Podobnie wypowiadali się w inni sztabowcy. Sławomir Nitras stwierdził, że ma podejrzenia co do przejrzystości liczenia głosów. Również Marcin Kierwiński mówił o "poważnych przesłankach", które zgłaszali mężowie zaufania. - Osoba przychodziła do lokalu wyborczego zagłosować, nagle okazywało się, że nie może podpisać odbioru karty, ponieważ ktoś już wcześniej podpisał. Może to były pomyłki, ja w pomyłki nie wierzę - stwierdził.

Wyniki wyborów 2020. Czasu na protesty mniej niż zwykle

Prawo do złożenia protestu wyborczego ma każdy uprawniony do głosowania obywatel. Czy jednak w obecnej sytuacji może to coś zmienić? Eksperci mają w tej kwestii wątpliwości. - Jeżeli ktoś uzna, że są przesłanki, to powinien złożyć protest.
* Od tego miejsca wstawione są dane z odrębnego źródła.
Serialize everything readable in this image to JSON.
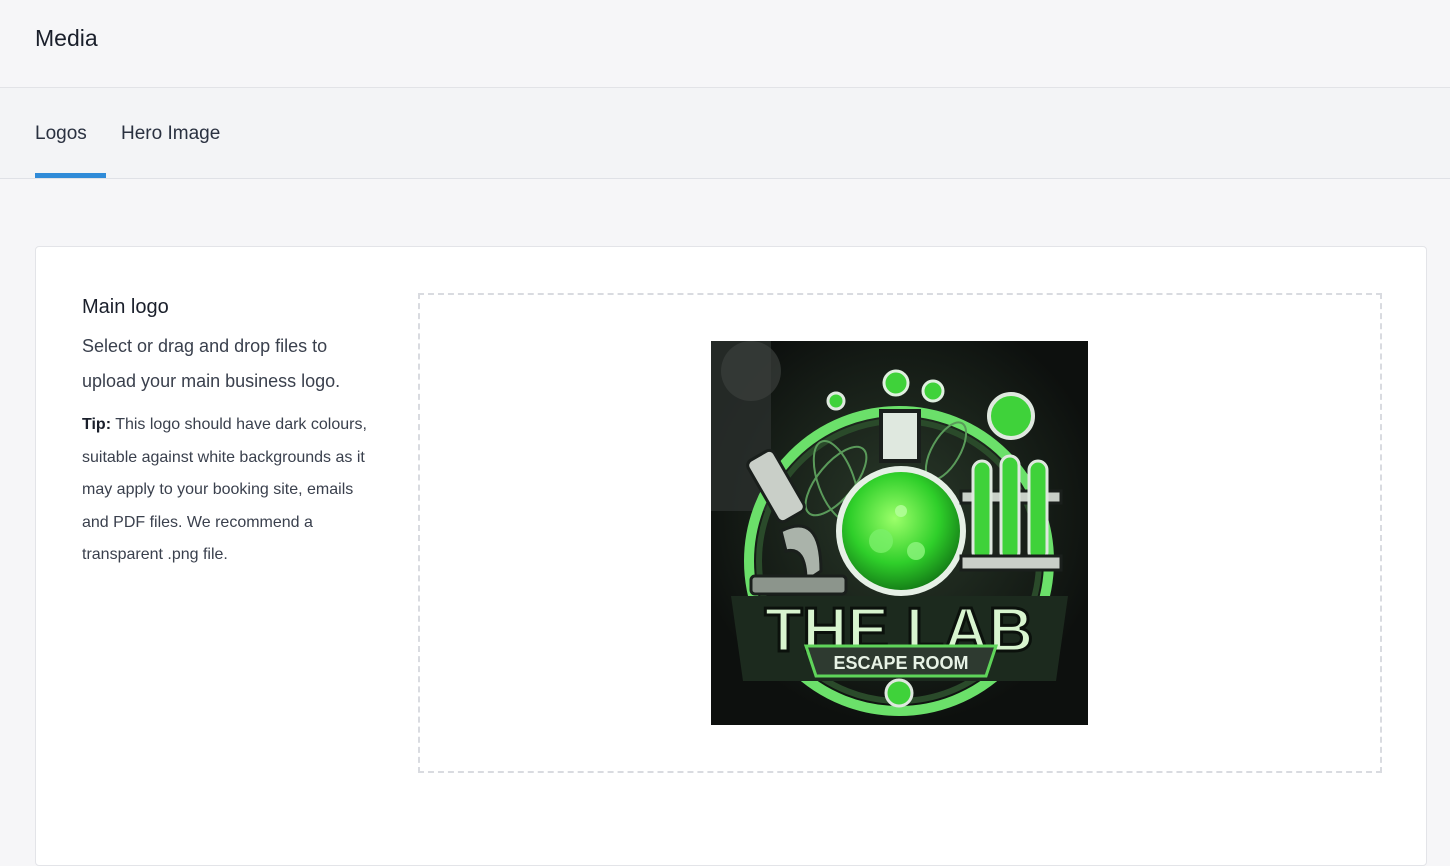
{
  "header": {
    "title": "Media"
  },
  "tabs": [
    {
      "label": "Logos",
      "active": true
    },
    {
      "label": "Hero Image",
      "active": false
    }
  ],
  "main_logo": {
    "heading": "Main logo",
    "lead": "Select or drag and drop files to upload your main business logo.",
    "tip_label": "Tip:",
    "tip_text": "This logo should have dark colours, suitable against white backgrounds as it may apply to your booking site, emails and PDF files. We recommend a transparent .png file.",
    "logo_text_main": "THE LAB",
    "logo_text_sub": "ESCAPE ROOM"
  },
  "colors": {
    "accent": "#2f8bd8",
    "logo_green": "#3fd23a",
    "logo_dark": "#121614"
  }
}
Ale wątpię, żeby naruszenie przepisów ordynacji, czy przestępstwo przeciwko wyborom, mogło mieć wpływ na wynik wyborów - ocenia w rozmowie z WP profesor Marek Chmaj.

- Różnica między kandydatami jest spora, zatem skuteczność takiego protestu wyborczego pewnie będzie niewielka - dodaje. I zauważa, że termin na złożenie protestu jest wyjątkowo krótki. - Ale jeżeli ktoś ma przesłanki, to na pewno wyrobi się w ciągu trzech dni. Chociaż osobiście uważam, że to termin zbyt krótki. Powinien to być przynajmniej tydzień - stwierdza.

Podobne zdanie ma profesor Rafał Chwedoruk. - Skala przewagi jest tak znacząca, że trudno sobie wyobrazić tak liczne i poważne nieprawidłowości. Podczas pierwszej tury nie było żadnych poważniejszych uchybień, były tylko drobne, techniczne rzeczy - zauważa w rozmowie z WP.

- Obie armie wystrzelały na tej wojnie całą amunicję. Grożąc protestami, opozycja jest w stanie ugrać to, co gubiło ją przez minione lata, czyli hermetyzację - ocenia. - Myślę, że przy takiej frekwencji, takich wynikach, próba przekonania obywateli, że doszło do fałszerstw na pełną skalę, do niczego dobrego nie doprowadzi. Także samej opozycji - podsumowuje.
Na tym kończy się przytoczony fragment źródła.